Amalgamated Telecom Holdings Kiribati Limited (abbreviated ATHKL) is the sole communications provider to the Republic of Kiribati. Before a change of ownership, the company was known as Telecom Services Kiribati Limited or short TSKL. In addition to traditional telecommunication, ATHKL offers such services as telegram and facsimile services. Until 2007 the company maintained the country's ccTLD, .ki, which is now under the control of a separate agency, Telecommunications Authority of Kiribati.

Although originally a venture between the Kiribati government and the Overseas Telecommunications Commission International of Australia, it was quickly privatised. In 2001 the government of Kiribati signed a Joint venture agreement with TSKL, once again giving the government full ownership.

== Telephonics ==
Currently ATHKL operates a mobile telephone network as well as traditional services. ATHKL has installed 28 pay phones not only on Tarawa but also on some outer islands. Phone cards are the only payment option for such calls. The company has started a yellow pages directory to list the ever growing citizens with telephone numbers. International Direct Dial is a service which allows the caller to have a direct call to international telephone users. A High Frequency Radio Telephone makes communication between islands possible. In 2005 the radio telephone was replaced with a more modern traditional telephone connection on five outer islands. The user is charged per-minute and IDD is only available for some three hours per day. In the event that the police department, fire department or an ambulance are needed, 992, 993 and 994, respectively, are to be telephoned.

The mobile telephone system originally used analog technology but in 2005 this was switched to a GSM variant. Also as part of this upgrade GSM phone service is now available on Kiritimati, Abaiang, Marakei, Maiana, Tab. North, Onotoa. UMTS(3G)/LTE(4G) services is available in Tarawa (launched 29/10/2013) and is also available in Kiritimati. The GSM network is currently being decommissioned in favor of the UMTS service which offers data and voice services. International SMS is also available on the UMTS network (Note: International SMS is NOT available with the GSM service).

== Coconut Wireless ==
ATHKL's ISP, Coconut Wireless, utilizes a satellite uplink and wireless modem system in unison with equipment from NextNet Wireless, which is now owned by AT&T. Billing and integration is handled by SSI Micro. Service is available in South Tarawa and five other islands, as TSKL mandates that service be available to all of the outer islands. A second satellite has since been installed to handle more users and speed.

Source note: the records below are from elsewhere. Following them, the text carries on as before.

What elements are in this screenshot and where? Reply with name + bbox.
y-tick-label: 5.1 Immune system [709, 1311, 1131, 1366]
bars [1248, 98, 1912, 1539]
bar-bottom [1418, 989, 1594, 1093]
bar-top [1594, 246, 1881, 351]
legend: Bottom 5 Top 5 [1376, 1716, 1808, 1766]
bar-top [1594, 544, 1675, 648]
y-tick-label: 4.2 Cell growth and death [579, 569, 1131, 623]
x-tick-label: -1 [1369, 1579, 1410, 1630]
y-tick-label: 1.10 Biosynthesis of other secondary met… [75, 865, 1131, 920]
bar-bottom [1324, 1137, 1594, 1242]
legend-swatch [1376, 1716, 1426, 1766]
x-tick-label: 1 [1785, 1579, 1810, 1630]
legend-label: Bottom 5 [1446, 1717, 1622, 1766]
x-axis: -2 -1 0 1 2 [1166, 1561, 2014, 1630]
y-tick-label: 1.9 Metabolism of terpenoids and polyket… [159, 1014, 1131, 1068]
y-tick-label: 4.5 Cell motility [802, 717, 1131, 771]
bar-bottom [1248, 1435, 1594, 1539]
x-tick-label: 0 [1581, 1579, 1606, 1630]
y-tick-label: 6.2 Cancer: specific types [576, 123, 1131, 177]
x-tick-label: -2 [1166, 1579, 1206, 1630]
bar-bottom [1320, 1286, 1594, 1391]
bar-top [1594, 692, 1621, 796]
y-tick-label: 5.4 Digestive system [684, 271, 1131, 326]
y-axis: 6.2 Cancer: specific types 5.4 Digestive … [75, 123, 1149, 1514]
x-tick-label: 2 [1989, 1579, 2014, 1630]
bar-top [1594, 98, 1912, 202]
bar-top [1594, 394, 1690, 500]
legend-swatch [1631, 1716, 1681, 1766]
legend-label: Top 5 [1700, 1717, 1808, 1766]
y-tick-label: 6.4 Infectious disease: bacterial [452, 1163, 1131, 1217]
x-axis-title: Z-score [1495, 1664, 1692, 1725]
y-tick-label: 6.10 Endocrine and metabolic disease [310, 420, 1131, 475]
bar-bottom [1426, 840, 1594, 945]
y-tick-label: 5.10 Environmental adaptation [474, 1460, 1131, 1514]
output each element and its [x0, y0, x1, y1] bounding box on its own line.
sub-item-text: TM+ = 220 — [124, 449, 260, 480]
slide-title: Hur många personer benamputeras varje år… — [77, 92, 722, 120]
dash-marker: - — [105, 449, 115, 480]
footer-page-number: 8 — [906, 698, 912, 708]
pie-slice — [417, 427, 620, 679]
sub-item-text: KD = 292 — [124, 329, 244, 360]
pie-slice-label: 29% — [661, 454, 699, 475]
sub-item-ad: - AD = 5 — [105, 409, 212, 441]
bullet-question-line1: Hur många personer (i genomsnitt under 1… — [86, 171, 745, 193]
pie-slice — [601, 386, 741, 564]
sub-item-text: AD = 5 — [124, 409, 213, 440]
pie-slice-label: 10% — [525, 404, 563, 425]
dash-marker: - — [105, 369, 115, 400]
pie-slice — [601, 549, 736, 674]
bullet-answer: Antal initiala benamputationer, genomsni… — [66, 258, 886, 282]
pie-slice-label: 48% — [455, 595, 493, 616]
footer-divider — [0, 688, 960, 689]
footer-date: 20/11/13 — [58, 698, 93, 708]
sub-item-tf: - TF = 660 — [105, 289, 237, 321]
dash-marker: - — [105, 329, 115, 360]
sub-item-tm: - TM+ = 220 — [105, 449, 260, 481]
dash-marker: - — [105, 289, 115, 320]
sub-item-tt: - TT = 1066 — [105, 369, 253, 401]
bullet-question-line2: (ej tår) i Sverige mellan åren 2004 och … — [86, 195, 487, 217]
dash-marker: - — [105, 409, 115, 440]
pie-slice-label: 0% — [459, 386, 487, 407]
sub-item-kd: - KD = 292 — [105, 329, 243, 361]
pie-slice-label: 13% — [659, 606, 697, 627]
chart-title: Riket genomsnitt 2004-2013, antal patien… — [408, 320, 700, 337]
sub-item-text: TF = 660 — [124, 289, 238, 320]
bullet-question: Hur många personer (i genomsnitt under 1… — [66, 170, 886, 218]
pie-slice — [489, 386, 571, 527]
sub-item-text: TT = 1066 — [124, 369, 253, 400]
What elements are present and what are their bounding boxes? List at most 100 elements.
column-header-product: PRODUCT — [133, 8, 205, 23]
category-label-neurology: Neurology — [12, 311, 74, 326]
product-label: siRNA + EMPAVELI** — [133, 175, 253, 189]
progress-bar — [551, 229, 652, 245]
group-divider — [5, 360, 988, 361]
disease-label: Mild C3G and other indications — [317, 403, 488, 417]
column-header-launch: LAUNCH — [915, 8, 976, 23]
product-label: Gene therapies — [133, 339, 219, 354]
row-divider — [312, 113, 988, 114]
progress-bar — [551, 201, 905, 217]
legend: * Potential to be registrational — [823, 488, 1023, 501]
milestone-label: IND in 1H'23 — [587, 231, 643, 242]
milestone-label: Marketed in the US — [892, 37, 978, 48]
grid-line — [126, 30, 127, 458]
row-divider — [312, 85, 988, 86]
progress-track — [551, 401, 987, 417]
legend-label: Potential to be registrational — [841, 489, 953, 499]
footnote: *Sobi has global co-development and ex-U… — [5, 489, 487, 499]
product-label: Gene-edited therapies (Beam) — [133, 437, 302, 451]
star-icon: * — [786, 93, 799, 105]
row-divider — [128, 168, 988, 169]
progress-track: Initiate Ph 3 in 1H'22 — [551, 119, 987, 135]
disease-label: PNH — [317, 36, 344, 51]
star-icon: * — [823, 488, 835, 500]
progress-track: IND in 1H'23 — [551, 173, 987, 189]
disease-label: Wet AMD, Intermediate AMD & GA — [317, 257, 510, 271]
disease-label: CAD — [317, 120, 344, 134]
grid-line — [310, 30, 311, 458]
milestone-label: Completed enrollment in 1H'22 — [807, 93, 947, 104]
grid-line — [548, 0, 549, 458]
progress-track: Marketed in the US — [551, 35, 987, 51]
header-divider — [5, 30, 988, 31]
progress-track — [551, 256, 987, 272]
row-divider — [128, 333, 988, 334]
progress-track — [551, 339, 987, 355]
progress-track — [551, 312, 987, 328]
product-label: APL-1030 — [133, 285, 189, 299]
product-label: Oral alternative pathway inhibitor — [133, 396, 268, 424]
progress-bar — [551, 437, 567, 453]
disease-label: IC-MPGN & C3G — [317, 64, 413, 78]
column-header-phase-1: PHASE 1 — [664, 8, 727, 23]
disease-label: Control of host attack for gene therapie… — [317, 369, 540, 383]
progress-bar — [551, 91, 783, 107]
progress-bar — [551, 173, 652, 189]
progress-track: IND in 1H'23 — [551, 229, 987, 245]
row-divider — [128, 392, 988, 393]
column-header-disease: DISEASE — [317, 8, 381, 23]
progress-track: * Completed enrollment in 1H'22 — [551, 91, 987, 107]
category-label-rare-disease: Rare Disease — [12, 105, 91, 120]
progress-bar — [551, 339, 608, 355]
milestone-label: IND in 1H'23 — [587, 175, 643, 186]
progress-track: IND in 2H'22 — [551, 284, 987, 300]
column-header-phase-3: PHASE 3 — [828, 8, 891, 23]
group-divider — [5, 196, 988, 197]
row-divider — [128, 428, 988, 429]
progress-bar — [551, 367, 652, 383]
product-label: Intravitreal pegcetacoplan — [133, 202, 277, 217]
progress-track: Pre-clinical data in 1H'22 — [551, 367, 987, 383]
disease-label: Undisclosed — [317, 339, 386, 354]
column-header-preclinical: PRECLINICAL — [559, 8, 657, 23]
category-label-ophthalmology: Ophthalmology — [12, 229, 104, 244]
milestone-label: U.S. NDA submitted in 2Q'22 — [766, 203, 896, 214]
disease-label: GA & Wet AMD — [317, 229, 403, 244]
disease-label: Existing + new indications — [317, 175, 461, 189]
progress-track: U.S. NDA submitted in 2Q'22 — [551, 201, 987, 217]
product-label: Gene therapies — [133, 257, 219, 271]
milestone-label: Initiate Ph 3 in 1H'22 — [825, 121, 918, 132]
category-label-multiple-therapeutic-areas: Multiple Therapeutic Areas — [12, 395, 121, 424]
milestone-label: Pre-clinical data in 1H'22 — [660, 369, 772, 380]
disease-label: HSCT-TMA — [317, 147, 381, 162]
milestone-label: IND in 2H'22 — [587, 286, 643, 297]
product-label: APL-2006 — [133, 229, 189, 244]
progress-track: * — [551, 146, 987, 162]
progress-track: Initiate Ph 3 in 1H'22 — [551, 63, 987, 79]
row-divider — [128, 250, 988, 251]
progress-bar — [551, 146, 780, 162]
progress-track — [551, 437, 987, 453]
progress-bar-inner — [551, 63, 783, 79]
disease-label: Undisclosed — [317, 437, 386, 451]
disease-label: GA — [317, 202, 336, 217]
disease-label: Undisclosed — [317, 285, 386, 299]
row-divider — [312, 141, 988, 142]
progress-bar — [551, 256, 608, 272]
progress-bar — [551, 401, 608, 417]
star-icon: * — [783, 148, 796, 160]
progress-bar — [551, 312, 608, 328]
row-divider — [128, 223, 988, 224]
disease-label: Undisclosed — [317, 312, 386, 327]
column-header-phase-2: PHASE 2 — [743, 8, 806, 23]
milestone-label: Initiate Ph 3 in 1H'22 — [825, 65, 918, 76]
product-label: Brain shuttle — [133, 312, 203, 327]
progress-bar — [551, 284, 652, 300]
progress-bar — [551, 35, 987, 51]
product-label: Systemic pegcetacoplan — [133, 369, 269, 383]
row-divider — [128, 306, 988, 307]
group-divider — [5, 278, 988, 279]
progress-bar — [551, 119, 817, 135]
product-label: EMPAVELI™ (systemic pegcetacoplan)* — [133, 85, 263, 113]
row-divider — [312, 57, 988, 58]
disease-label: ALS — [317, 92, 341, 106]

Because of its location, Internet in Kiribati is much more expensive than in other regions. 500MB can be downloaded for A$30 a month at a burst speed of 128kbit/s. Once the 500 MB is exceeded, speed will be reduced to that of dial up. Three additional tiers exist each with more speed, included usage, and of course cost. A modem needs to be purchased or rented. TSKL sells modems for $399 for an indoor modem, and $759 for an out of doors version. A modem may also be rented for $25 a month.